Black Grad’s unique celebrations include strolling, in which members of the historically Black sororities and fraternities perform choreographed dance-marches, and a special recognition for Black studies majors. Black faculty also present a stole and a hood to each undergraduate and each graduate student, respectively.

Student leaders put together their own budgets. With Texas Exes providing the traditional graduation stoles, food and speakers at their cultural graduation celebrations (which will not have roll calls), students focused on replacing the stages themselves. They looked off-campus for venues and community sponsors. James and Ospina-Prieto said the decision to go off-campus was influenced by cost and a sense that off-campus was a more secure space for faculty and staff to show their support of students.

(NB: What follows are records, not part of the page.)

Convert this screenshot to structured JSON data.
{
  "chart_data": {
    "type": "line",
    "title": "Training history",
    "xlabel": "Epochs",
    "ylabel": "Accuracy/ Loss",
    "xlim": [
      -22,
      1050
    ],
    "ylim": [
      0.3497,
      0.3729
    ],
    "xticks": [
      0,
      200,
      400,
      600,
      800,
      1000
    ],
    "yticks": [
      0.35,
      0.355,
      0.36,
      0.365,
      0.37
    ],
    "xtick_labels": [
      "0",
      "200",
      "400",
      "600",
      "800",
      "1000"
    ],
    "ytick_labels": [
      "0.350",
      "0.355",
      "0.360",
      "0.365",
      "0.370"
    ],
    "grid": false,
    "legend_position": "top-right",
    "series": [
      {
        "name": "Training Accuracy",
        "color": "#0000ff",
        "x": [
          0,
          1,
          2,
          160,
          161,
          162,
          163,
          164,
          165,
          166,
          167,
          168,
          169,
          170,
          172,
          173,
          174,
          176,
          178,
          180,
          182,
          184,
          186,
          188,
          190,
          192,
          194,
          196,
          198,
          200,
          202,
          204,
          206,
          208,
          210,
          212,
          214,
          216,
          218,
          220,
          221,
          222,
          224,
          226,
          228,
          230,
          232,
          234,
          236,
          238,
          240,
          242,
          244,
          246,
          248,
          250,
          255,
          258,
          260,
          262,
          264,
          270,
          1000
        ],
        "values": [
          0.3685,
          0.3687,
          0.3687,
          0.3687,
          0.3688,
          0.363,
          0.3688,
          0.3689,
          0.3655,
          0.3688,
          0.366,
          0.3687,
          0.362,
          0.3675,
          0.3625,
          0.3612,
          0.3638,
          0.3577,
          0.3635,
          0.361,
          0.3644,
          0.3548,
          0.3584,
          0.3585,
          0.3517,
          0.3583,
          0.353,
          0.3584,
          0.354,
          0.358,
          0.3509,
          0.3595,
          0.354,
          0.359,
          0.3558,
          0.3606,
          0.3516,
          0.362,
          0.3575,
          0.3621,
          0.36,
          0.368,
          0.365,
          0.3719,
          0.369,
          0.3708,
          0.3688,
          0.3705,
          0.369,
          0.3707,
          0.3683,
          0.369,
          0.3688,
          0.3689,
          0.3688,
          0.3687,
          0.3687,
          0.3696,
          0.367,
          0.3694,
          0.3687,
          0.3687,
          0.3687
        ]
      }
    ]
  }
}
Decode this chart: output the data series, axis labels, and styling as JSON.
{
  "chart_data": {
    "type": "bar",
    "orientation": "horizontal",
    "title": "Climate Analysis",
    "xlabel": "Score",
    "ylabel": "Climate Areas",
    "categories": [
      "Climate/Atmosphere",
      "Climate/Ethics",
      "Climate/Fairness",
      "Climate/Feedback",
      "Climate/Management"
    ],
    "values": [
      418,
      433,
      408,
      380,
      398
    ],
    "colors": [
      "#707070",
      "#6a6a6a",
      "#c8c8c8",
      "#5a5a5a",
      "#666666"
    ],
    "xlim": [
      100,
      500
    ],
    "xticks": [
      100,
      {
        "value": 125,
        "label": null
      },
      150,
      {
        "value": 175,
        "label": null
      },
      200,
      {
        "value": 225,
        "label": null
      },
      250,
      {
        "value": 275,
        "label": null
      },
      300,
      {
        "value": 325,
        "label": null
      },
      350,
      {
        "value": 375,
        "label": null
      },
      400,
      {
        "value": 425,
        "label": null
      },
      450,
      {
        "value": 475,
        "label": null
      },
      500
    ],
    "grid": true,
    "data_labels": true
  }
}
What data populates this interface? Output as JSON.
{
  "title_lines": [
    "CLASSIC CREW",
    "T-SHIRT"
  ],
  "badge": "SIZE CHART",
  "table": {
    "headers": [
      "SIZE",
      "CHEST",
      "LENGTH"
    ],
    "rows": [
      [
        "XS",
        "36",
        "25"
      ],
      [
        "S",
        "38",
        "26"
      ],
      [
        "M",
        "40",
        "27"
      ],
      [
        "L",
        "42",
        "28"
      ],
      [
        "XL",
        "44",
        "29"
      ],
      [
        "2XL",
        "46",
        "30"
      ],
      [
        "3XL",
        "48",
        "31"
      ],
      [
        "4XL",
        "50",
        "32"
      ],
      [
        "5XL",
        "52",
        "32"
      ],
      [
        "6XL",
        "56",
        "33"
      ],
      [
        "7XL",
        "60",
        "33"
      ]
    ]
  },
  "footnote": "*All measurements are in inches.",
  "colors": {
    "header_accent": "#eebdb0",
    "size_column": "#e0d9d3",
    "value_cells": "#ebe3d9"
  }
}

After weeks of calls and meetings, Ospina-Prieto secured the Austin school district Performing Arts Center after District 4 Council Member José “Chito” Vela’s office connected the students with the district. She also got the civil rights group League of United Latin American Citizens to pay for the venue and offer logistical support.

“It was honestly just a bunch of throwing all the eggs in a bunch of different baskets and seeing which one fits,” Ospina-Prieto said.

James called Black churches on the East side to find a venue for Black Grad. Greater Mt. Zion Church off East Martin Luther King Boulevard eventually offered its hall. The church, he said, was a good fit because many students know it and take a church shuttle to Sunday services.

What will happen in the future?

With DEI severed from the university, students could remain solely responsible for cultural graduations for years to come. James said he plans to help fundraising and logistical efforts for next year's class begin as soon as possible.

Serrano Oviedo said that Latinx Community Affairs has submitted a budget proposal to the Austin City Council requesting funds for next year’s graduation ceremony, along with the group’s leadership and cultural programming.

“We’re doing it now, we’ve done it before and we’re going to do it again,” Seeloff said.